How To Wake Up From A Deep Creative Hibernation

If you haven’t created in a certain form for a while, or if you haven’t created in any form for a while, it’s easy to start to wonder not when you’ll create again, but if you’ll ever create again.

Whilst creativity is something that can be exercised, trained and strengthened, it can’t be killed.

So when you feel like you’ve forgotten how to be creative, that’s not actually the case at all. Your creativity is not gone and lost, it’s just resting, in hibernation, but ready to return anytime you want.

image: Danny McL

If you were a tiny animal in hibernation, then how would you want to awaken as the soil warmed and first blooms of spring unfurled?

Having been in a deep sleep it’s highly unlikely you’d jump up and starting singing and dancing in an instant. It’s far more realistic to imagine yourself coming back to consciousness slowly, gently, letting each of your limbs and muscles and senses unfold and readjust to the environment around you.

That way, you can awaken gradually, not with a sharp shock.

It’s the same with being creative. If you’ve not created much for a while, the worst thing you can do is have huge expectations, and begin a large complex project.

For example, maybe you haven’t written much for the last year. To set yourself the task of writing a novel in the next ten days is likely to end in disappointment and frustration, and possibly plunge you back into an even deeper creative hibernation.
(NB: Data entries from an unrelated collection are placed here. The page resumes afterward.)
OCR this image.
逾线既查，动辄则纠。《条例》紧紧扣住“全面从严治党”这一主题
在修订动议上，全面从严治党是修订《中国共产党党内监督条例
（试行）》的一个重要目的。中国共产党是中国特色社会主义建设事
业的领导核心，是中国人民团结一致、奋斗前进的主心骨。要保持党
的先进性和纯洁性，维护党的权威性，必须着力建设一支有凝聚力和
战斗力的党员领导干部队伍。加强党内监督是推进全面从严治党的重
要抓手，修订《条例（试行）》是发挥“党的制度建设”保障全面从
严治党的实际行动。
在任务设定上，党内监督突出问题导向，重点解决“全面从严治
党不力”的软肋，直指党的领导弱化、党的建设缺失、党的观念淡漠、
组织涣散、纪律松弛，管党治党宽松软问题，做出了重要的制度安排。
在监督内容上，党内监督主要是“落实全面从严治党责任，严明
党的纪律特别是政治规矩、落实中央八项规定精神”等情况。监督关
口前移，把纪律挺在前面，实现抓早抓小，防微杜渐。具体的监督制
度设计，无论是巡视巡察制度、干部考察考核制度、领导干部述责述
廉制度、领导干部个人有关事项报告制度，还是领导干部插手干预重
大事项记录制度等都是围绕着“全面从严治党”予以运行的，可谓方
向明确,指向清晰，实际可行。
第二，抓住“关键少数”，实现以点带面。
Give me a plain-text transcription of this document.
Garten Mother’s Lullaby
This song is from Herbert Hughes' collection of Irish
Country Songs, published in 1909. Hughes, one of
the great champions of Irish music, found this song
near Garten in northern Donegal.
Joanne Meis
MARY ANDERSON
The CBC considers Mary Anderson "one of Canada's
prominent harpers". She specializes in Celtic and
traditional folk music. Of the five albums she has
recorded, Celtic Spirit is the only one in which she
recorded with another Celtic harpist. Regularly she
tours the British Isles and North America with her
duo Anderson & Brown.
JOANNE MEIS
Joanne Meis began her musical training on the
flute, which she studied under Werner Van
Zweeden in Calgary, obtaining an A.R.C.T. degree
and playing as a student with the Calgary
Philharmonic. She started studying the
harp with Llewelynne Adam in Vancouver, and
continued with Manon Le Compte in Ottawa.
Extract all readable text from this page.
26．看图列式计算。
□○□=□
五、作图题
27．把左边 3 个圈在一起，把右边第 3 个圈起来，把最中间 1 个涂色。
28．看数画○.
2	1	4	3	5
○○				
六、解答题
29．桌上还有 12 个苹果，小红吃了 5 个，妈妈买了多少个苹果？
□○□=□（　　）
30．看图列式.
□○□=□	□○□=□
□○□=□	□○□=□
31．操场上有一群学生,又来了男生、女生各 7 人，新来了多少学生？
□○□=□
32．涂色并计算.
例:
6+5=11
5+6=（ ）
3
Instead, be kind to yourself. Start small, start slowly, let yourself unravel gently.

Even super fit athletes who train every day will warm up each time before a training session or  a competitive event. If a marathon runner gets injured and doesn’t run for three months, they don’t return to fitness by attempting to run a marathon as soon as they can walk again. They start slowly, and build.

I spoke recently of the accumulation of small steps, and how powerful it can be.

The same applies here. Ease yourself out of creative hibernation by creating for just 10 or 15 minutes. Do something simple and small, like writing a few lines, sketching, taking a photo or two.

Don’t expect to create something huge, or something perfect, and remember to be kind to yourself. Then do the same tomorrow.

The more steadily you build, the stronger and more robust your creativity becomes, meaning creative hibernation for the species of your creativity will become extinct.